3
Question about a tough talk at my friend's birthday dinner
We were at a restaurant in Portland for her 30th, just a small group. I made a joke that fell flat, and she pulled me aside later and said, 'That really hurt my feelings.' I had no idea. It made me realize I don't check in enough with my friends about how they're really doing. How do you make sure you're not accidentally being a bad friend?
3 comments
Log in to join the discussion
Log In3 Comments
sarah_brown2mo ago
Yeah, paying attention to the quiet moments is key. Like if someone doesn't laugh at a normal joke, or they change the subject real fast. I try to follow up later, not right in front of everyone. Shoot a text the next day like "Hey, about that thing I said last night, wanted to make sure it was cool." Gives them space to say something if they need to.
9
grant_cooper22d ago
That reminds me of something that happened to a buddy of mine. He's usually the funny guy in the group, cracking jokes all night.
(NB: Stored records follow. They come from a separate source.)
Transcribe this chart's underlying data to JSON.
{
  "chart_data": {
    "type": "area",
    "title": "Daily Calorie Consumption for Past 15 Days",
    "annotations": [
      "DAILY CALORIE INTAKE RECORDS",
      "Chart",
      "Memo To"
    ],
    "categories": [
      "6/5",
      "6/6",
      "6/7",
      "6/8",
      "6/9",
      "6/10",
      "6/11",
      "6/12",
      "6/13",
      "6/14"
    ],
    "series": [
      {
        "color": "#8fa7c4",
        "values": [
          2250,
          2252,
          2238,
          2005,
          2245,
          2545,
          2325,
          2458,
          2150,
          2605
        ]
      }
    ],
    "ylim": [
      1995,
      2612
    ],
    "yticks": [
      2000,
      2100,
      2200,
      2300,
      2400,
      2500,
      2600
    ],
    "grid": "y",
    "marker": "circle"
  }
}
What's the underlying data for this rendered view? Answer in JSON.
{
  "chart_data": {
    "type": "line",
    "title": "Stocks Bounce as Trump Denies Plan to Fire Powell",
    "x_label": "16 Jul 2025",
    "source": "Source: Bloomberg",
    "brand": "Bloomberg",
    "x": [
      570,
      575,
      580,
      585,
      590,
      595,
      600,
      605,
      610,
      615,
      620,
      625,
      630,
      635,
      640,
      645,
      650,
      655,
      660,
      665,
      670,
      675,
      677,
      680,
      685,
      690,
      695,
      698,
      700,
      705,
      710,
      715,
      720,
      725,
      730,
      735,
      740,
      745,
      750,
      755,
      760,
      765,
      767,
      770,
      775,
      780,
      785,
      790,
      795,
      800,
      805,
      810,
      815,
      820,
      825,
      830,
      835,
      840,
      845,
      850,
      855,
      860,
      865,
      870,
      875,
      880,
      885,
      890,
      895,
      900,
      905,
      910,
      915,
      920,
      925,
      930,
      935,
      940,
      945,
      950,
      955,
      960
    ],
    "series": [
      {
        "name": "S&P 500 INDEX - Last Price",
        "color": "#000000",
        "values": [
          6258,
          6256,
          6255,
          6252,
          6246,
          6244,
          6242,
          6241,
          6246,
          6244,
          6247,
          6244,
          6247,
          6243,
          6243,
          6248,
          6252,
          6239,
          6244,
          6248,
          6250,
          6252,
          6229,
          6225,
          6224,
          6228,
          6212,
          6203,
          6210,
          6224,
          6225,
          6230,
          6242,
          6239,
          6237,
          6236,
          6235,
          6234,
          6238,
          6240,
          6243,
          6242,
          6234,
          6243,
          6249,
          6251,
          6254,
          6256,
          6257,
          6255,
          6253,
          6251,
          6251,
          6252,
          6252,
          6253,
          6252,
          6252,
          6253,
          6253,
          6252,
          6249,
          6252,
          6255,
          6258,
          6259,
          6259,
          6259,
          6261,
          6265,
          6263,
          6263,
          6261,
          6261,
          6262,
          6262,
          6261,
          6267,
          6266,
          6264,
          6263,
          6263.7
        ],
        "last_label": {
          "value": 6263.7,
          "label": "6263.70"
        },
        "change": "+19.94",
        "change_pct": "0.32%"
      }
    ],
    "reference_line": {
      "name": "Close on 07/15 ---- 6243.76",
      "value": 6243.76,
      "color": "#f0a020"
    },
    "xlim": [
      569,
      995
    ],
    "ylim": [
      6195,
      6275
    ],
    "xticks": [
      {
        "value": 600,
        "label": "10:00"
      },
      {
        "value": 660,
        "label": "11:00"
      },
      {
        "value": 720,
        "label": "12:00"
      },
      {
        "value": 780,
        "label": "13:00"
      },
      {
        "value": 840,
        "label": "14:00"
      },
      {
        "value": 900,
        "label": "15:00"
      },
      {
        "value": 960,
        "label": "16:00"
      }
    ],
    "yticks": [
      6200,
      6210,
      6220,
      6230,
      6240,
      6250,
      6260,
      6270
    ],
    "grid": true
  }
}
One time he made a joke about someone's new haircut and the person just didn't react at all, like stone cold silence. My friend said he felt terrible because he realized he might have crossed a line without meaning to. He did the same thing you mentioned, texted the guy the next morning and apologized, and it turned out the guy was just having a really bad day and took it the wrong way. Do you feel like that kind of check-in text usually works, or does it ever make things more awkward?
8
masonpark2mo ago
Man that's such a good question. I mean I totally get it, I had a similar thing happen where I was teasing a friend about always being late and she just went quiet. I didn't realize she was actually really stressed about time management and it hit a nerve. Now I try to pay more attention to their reaction in the moment, like their face or if they go quiet. It's hard though, you can't read minds. Maybe just asking "hey, is everything okay?" more often, even when nothing seems wrong.